The Higher They Are…

July 1, 2008



Here’s a column I wrote today while parked at the beach in Scituate. As an aside, it’s great that technology allows writers the opportunity to work anywhere.

HEIGHT

One expression that gives me fits is “looking up to someone.”

I understand that it’s not a literal representation of what you’re supposed to do when you interact with different people, but it still annoys me.

What makes height a measuring stick of a person’s worth, intelligence or charisma? And when did this expression jump into the vernacular?

According to die.net, to look up to means to respect; to regard with deference.

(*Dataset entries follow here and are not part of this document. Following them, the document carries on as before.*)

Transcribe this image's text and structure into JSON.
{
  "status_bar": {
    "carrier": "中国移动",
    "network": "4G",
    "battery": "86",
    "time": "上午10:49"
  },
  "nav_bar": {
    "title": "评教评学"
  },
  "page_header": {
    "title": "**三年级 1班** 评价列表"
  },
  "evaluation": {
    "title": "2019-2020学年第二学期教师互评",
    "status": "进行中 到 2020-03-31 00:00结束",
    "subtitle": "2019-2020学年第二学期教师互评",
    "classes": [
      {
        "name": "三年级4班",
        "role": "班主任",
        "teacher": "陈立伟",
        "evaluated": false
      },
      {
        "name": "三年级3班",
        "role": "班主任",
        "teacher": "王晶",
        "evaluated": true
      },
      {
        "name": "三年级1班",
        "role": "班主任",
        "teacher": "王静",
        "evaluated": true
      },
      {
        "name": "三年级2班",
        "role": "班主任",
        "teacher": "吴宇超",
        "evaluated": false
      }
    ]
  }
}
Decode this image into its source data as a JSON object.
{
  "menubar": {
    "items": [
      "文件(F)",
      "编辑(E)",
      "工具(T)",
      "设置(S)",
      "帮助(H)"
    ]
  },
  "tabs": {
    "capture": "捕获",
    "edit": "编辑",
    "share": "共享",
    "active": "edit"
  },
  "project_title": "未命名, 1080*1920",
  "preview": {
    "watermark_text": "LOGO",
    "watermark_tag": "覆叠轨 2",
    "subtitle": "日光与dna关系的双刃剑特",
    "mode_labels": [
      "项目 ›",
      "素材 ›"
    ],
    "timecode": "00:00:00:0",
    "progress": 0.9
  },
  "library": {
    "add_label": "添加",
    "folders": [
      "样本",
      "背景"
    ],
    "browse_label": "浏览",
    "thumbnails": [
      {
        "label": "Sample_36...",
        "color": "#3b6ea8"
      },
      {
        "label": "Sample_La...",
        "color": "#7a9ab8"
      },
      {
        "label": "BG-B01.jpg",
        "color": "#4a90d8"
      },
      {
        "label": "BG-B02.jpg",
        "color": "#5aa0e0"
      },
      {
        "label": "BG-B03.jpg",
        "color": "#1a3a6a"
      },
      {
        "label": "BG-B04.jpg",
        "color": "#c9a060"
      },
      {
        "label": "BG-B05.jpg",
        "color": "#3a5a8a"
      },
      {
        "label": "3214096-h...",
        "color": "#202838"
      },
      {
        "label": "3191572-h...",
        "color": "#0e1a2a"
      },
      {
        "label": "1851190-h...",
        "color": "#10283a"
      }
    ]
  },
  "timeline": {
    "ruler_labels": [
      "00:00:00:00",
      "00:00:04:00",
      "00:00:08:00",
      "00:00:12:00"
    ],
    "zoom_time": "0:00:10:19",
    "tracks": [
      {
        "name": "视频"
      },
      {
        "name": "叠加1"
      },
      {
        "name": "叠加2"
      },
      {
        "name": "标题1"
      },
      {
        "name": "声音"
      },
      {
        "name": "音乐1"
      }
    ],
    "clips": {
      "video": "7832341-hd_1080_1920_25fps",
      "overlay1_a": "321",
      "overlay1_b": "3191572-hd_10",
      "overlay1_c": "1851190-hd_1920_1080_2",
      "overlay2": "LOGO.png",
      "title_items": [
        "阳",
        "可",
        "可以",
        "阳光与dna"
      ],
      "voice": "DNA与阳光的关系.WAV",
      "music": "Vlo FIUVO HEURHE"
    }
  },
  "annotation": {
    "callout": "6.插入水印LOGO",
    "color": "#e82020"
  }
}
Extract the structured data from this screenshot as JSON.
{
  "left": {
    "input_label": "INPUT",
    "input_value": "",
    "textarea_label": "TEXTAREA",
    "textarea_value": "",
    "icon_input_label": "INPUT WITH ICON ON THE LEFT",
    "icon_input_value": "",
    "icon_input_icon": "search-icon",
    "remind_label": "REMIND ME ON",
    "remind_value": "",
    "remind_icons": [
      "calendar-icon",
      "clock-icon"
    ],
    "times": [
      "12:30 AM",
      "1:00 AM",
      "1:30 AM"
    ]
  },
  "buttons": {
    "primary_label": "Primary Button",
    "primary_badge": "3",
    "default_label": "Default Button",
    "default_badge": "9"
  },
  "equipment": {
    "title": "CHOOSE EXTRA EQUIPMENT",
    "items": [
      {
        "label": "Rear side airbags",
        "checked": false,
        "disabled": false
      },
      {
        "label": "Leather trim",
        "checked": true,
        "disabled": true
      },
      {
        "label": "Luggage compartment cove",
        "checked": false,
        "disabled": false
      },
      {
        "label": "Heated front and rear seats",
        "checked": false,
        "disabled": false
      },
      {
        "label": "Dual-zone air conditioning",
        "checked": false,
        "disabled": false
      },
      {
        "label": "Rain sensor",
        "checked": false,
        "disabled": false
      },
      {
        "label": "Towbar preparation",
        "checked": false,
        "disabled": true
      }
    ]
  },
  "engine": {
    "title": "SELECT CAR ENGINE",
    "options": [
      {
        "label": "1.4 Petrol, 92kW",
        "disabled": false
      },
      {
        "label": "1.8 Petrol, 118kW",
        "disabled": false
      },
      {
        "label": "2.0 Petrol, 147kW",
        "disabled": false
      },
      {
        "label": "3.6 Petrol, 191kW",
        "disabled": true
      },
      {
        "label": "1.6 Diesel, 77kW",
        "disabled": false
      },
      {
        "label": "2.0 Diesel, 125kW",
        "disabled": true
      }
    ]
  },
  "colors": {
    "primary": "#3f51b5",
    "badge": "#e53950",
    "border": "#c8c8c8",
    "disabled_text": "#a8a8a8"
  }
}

Well, we understood that, but sources have little to say on when the phrase first appeared.

One thing’s for sure, you wouldn’t want to mention someone’s shortcomings, make a task a tall order, or even praise someone for their amazing mediocrity.

What got me thinking about height was a literal trip into the shower. While stepping into the tub, I caught my foot on the edge and almost tumbled headlong into the porcelain.

After catching my balance and slowing my heart-rate, I wondered if I had gotten shorter overnight.

Perhaps I had begun the inexorable journey downward in height and I’d soon need a stepladder to reach the lettuce crisper and to dust windowsills.

That last thought is just ludicrous. Anyone who knows me can testify that I’ve never dusted a windowsill in my life.

But it stands to reason that I could be on my way to the unenviable role of needing others to push elevator buttons for me. My grandmother was like that.

Legend states that at one point Lil Cutler was eight-feet tall. She towered physically and metaphorically over all others and was impossible to beat in Scrabble.

I can’t testify to the former because during my formative years I was shorter than her and she had already begun her literal decline as I reached adolescence.

In fact, if Lil had lived much longer, the entire family agrees that we’d have had to bring her places in a Barbie Dream House. She really was that small.

These days, the PC crowd would categorize Lil as height-disadvantaged. The irony is that it’s not really politically correct to ‘categorize’ anyone as anything. But PC zealots trade in a measure of common-sense when they sign on to freak out about fences in the southeastern United States and about ADHD being a genuine illness.

Lil probably would have taken offense at being put into a box (a figurative box) with other short people. She was self-assured and decisive, traits we ascribe to taller folks all the time.

And I suppose that her outlook wasn’t tempered by her low-level perspective. She probably believed that it was more important to value a person’s actions rather than their stature.

If Lil were around today I might be able to eat any number of foods off of her head including peanuts and sushi and maybe even a piece of angel food cake. But that doesn’t mean that our views are vastly different.

In fact, were we to start talking about height and the way it influences people’s perceptions, I’m sure Lil and I would see eye-to-eye.